Tracking Currents and Following Flotsam
The Atlantic reported this week on the outcome of a 1997 cargo ship spill. The story was picked up yesterday by CBC’s As It Happens (listen here). Here’s what happened as described in The Atlantic article:
It started in 1997. On February 13 of that year, a rogue wave hit the New York-bound cargo ship Tokio Express while it was only 20 miles off Land’s End, on Britain’s southwest coast. The ship stayed afloat; some of its cargo, however—62 shipping containers—were thrown overboard as the vessel pitched. One of these containers contained Legos. Tons of Legos—many of them, because of course, nautical-themed. There were toy kits that included plastic aquanauts. And spear guns (13,000 of them). And life preservers (26,600). And scuba tanks (97,500). And octopi (4,200).
These Lego items have been turning up on the beaches of Cornwall ever since, serving as a reminder that:
…. the ocean’s currents can be as mysterious as they are powerful. “Tracking currents is like tracking ghosts—you can’t see them,” the oceanographer Curtis Ebbesmeyer told Cacciottolo. “You can only see where flotsam started and where it ended up.”
More than 17 years have passed since the Tokio Express lost its containers of Lego and still the current is bringing pieces to shore.
When I look back at how I practiced law in 1997, I recall I was just beginning to use a desktop computer for land title and corporate searches. My cell phone could only be used as a car phone. My small firm office relied on photocopies, fax, snail mail and the telephone. Phone messages from clients were recorded by hand on pink message slips that were stacked on a brass spike on my desk. I’d receive and respond to correspondence from clients or counsel within days rather than hours. Changes to draft documents were made in red ink and much paper.
Legal profession observers have been prophesying change in the profession for many years, yet it sometimes seems little of substance has really changed. Indeed, in their recent blog post, Whither Change? the authors of 3 Geeks and a Law Blog pointed to the remarkably slow pace of any major change in the legal profession, noting that:
The impending doom and demise of BigLaw is getting to be a very old story. Old enough, we should all be asking; So when is this actually going to happen?
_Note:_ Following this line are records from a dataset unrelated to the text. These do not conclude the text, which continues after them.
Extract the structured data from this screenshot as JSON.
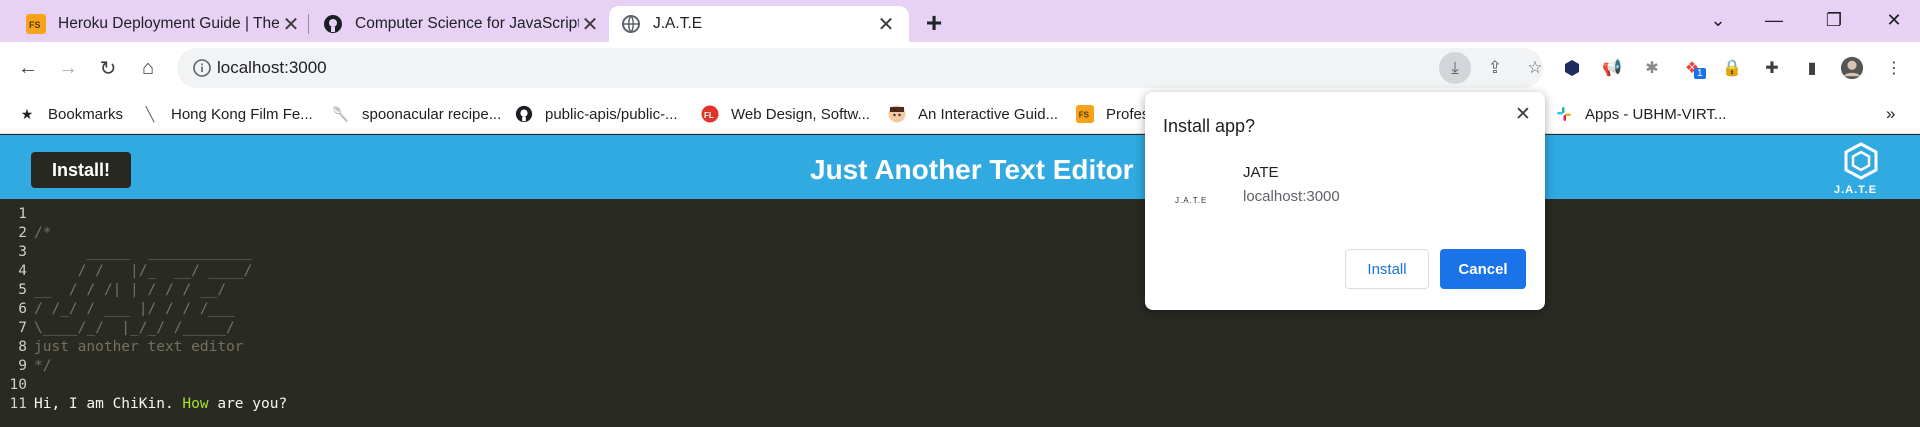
{
  "tabs": [
    {
      "title": "Heroku Deployment Guide | The",
      "favicon": "fs-icon",
      "active": false
    },
    {
      "title": "Computer Science for JavaScript",
      "favicon": "github-icon",
      "active": false
    },
    {
      "title": "J.A.T.E",
      "favicon": "globe-icon",
      "active": true
    }
  ],
  "new_tab_label": "+",
  "toolbar": {
    "url": "localhost:3000"
  },
  "bookmarks": [
    {
      "label": "Bookmarks",
      "icon": "star-icon"
    },
    {
      "label": "Hong Kong Film Fe...",
      "icon": "film-icon"
    },
    {
      "label": "spoonacular recipe...",
      "icon": "spoonacular-icon"
    },
    {
      "label": "public-apis/public-...",
      "icon": "github-icon"
    },
    {
      "label": "Web Design, Softw...",
      "icon": "fl-icon"
    },
    {
      "label": "An Interactive Guid...",
      "icon": "avatar-icon"
    },
    {
      "label": "Profes",
      "icon": "fs-icon"
    },
    {
      "label": "Apps - UBHM-VIRT...",
      "icon": "slack-icon"
    }
  ],
  "extension_badge": "1",
  "app": {
    "install_button": "Install!",
    "title": "Just Another Text Editor",
    "logo_text": "J.A.T.E"
  },
  "editor": {
    "line_numbers": [
      "1",
      "2",
      "3",
      "4",
      "5",
      "6",
      "7",
      "8",
      "9",
      "10",
      "11"
    ],
    "lines": [
      "",
      "/*",
      "      _____  ____________",
      "     / /   |/_  __/ ____/",
      "__  / / /| | / / / __/",
      "/ /_/ / ___ |/ / / /___",
      "\\____/_/  |_/_/ /_____/",
      "just another text editor",
      "*/",
      "",
      ""
    ],
    "line11": {
      "before": "Hi, I am ChiKin. ",
      "keyword": "How",
      "after": " are you?"
    }
  },
  "dialog": {
    "title": "Install app?",
    "app_icon_text": "J.A.T.E",
    "app_name": "JATE",
    "origin": "localhost:3000",
    "install_label": "Install",
    "cancel_label": "Cancel"
  },
  "colors": {
    "tabstrip": "#e7d1f5",
    "header": "#31a9e1",
    "editor_bg": "#292a23",
    "primary": "#1a73e8"
  }
}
The question being asked in the 3 Geeks post, and by others, is whether any of this is actually ever going to happen in a meaningful way.
But there is evidence of a shifting current. Every now and then, something does change. Law societies relax their rules. New kinds of legal service providers are approved and regulated. Virtual firms offer traditional legal services through new media. Traditional firms offer unbundled services and turn to value-based billing methods. New technologies enable new ways to communicate with and provide value to clients.
Small changes in the ways that law is practiced, occurring here and there, are not unlike the Lego toys washing up on Cornwall’s beaches. The waves of the future have washed over the legal profession’s ship and swept away some of the cargo. The mysterious currents of change carry it into our sight.
While some might interpret the prophecies of the legal futurists as suggesting the entire cargo is going to wash ashore all at once, it seems far more likely to me that what we’ll rather see is more like the flotsam that lands here and there along the coastline. As time goes on, there will continue to be evidence of incremental changes, mostly isolated and hard to see from a distance, but occasionally arriving en masse and with its own hashtag.
For me, the question is not so much when will it happen; rather, whether lawyers will lift their eyes to the horizon and see what the current is surely bringing to shore.